Conducta motora: Sigue con cabeza péndulo en ocasiones la sostiene y luego la deja caer en cúbito (ilegible) no hay cefalo-giro ni siquiera por arrastre.

Conducta del lenguaje: Hay balbuceo y silabeo” (fls. 99-100 cuad. pruebas 1). - En la citada historia clínica, también obra copia auténtica de un análisis médico realizado al menor lesionado, denominado “Potenciales evocados auditivos de tallo

cerebral”, el cual arrojó las siguientes conclusiones: “El presente estudio reporta prolongación de las latencias de potenciales evocados auditivos, que se puede explicar por la edad del paciente, al igual que la prolongación de las latencias interpico. Sólo se encontró componente hasta los 70 db. derecho y 50 izq. lo que nos hace pensar en una hipoacusia moderada bilateral de tipo neurosensorial. Los potenciales visuales reportan una latencia de 141.44 derecho y 123.13 izq. que puede ser considerada normal para la edad” (fl. 126 cuad. pruebas 1). - Copia auténtica de un examen de electrofisiología realizado al menor citado, en el cual se precisó: “Electro-retinogramas (ERGs) fueron practicados al paciente en referencia.
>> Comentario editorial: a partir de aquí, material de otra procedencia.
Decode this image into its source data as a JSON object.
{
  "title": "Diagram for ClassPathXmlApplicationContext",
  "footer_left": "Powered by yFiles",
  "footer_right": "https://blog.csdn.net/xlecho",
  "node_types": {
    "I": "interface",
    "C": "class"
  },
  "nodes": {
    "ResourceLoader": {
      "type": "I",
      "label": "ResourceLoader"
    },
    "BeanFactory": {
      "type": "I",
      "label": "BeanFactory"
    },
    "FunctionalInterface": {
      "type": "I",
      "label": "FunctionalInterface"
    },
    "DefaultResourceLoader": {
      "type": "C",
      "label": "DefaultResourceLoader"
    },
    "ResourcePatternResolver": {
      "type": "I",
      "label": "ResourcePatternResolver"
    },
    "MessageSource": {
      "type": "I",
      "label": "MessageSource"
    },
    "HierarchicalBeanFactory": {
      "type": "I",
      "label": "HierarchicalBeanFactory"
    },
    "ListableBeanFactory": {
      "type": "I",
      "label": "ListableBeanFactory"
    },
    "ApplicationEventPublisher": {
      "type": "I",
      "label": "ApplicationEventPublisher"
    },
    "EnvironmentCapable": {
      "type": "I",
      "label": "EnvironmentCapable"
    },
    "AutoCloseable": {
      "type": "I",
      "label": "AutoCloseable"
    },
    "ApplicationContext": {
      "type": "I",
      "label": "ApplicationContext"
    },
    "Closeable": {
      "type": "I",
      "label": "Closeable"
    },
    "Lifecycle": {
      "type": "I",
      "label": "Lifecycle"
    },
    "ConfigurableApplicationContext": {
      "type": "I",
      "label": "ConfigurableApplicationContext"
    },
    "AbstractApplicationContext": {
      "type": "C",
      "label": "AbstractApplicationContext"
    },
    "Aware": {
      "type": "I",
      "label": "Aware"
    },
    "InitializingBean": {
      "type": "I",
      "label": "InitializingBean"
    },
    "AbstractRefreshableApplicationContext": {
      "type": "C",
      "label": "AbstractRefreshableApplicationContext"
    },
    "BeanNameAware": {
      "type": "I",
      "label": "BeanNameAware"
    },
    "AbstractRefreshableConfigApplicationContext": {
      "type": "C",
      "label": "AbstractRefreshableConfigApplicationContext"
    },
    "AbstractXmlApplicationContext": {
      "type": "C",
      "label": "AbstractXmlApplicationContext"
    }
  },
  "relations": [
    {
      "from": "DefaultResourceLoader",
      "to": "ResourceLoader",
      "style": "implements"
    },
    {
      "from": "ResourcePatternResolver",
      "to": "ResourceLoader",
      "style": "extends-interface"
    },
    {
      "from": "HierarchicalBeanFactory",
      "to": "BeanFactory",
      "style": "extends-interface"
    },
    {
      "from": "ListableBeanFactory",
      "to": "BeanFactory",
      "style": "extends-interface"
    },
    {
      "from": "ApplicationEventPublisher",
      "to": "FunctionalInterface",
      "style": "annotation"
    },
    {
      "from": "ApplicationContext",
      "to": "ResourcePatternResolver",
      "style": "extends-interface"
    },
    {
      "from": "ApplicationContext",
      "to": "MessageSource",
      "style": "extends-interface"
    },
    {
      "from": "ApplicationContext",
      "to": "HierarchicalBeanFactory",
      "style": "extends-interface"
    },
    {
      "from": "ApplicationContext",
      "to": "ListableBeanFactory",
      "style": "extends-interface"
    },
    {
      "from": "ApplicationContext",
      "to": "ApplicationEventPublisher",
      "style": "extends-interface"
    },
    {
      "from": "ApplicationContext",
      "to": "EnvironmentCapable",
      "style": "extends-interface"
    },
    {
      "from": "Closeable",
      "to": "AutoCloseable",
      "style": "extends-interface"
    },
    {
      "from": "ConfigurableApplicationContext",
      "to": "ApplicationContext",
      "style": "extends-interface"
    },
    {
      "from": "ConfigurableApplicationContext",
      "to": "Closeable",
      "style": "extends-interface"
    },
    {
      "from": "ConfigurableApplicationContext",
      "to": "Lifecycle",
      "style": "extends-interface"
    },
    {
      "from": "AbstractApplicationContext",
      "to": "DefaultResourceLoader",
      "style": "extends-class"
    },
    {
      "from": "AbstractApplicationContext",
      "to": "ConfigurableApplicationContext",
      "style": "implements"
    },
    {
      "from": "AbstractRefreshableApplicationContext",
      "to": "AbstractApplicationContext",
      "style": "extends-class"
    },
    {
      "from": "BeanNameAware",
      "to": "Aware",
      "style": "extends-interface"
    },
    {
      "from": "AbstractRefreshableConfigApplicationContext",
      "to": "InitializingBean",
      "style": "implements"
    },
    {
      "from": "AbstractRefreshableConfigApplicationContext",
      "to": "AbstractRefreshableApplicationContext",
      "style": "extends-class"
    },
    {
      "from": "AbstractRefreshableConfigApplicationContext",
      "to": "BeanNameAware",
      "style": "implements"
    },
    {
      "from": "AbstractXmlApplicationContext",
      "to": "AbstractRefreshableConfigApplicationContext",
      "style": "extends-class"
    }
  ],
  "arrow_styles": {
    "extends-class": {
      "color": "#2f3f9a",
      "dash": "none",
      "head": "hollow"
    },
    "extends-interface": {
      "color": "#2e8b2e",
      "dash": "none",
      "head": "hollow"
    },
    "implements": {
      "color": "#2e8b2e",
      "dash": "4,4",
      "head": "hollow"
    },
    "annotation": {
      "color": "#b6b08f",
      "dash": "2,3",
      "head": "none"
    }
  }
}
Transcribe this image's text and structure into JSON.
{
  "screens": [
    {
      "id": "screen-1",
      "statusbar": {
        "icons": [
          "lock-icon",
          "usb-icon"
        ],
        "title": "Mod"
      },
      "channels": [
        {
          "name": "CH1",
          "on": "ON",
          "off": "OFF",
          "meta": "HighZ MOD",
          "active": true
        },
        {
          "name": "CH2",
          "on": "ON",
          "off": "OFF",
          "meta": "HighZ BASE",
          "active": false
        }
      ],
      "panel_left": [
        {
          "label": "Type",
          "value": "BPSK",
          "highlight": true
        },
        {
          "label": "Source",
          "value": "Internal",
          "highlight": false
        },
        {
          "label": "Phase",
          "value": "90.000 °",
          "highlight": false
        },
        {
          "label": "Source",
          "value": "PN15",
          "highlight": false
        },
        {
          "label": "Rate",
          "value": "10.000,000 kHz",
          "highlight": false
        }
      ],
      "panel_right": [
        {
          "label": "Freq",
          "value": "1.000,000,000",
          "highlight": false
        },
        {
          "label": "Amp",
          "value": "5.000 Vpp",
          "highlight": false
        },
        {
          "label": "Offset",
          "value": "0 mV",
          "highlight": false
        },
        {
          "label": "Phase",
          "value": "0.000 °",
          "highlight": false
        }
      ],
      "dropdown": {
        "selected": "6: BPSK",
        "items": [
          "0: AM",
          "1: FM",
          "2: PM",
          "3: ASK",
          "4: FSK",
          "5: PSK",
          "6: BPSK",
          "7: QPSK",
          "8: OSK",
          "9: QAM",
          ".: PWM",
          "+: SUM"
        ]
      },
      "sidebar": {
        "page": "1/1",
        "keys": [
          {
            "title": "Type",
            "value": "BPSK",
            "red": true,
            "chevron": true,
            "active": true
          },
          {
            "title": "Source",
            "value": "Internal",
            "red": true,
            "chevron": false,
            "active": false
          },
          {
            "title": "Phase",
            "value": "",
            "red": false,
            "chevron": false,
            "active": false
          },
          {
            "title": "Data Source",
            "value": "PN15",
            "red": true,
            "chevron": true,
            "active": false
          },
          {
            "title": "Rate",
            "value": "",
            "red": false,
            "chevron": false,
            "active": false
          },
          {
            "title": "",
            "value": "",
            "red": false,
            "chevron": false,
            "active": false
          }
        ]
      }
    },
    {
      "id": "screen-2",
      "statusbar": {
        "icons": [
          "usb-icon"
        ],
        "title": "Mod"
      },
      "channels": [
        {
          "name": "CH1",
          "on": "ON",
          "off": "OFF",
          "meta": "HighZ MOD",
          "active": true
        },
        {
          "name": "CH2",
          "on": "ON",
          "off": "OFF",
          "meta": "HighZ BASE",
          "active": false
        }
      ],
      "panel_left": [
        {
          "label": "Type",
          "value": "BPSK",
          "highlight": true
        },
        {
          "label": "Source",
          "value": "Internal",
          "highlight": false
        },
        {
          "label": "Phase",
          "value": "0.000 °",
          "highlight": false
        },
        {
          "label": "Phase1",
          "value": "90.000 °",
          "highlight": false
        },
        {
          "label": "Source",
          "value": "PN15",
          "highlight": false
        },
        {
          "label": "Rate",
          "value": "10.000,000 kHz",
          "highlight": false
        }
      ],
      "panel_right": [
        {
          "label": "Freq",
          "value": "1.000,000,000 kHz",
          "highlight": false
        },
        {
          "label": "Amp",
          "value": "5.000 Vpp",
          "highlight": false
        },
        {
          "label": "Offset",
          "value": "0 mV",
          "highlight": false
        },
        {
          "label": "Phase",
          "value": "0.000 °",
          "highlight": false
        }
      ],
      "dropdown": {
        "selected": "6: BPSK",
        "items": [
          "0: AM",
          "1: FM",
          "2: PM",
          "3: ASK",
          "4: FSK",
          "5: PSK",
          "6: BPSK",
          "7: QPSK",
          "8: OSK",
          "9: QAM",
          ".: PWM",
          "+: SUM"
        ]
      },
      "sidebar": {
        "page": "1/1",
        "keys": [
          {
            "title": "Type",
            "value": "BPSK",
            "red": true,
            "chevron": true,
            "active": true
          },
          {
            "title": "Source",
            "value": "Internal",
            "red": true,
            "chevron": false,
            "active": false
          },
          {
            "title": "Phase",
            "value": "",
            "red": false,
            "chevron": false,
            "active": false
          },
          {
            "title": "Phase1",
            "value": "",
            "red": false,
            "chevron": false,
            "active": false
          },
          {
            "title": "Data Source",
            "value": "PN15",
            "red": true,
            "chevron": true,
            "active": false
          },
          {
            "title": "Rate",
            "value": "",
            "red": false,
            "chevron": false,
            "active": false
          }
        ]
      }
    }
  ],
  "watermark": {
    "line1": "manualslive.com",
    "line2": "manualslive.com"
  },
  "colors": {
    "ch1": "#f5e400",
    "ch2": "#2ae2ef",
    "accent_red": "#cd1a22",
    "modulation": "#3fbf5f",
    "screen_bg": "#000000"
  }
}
Los registros fueron técnicamente satisfactorios.

HISTORIA: Paciente de 01 AÑO, 06 MESES de edad con diagnóstico de Amaurosis congénita.

ERGs: Electro-retinogramas fueron obtenidos mediante electrodos colocados sobre la piel y estimulación con luz difusa.

ERG ODI: Al estimular con luz difusa, se obtuvieron respuestas normales, bajo condiciones fotocópicas y escotópicas.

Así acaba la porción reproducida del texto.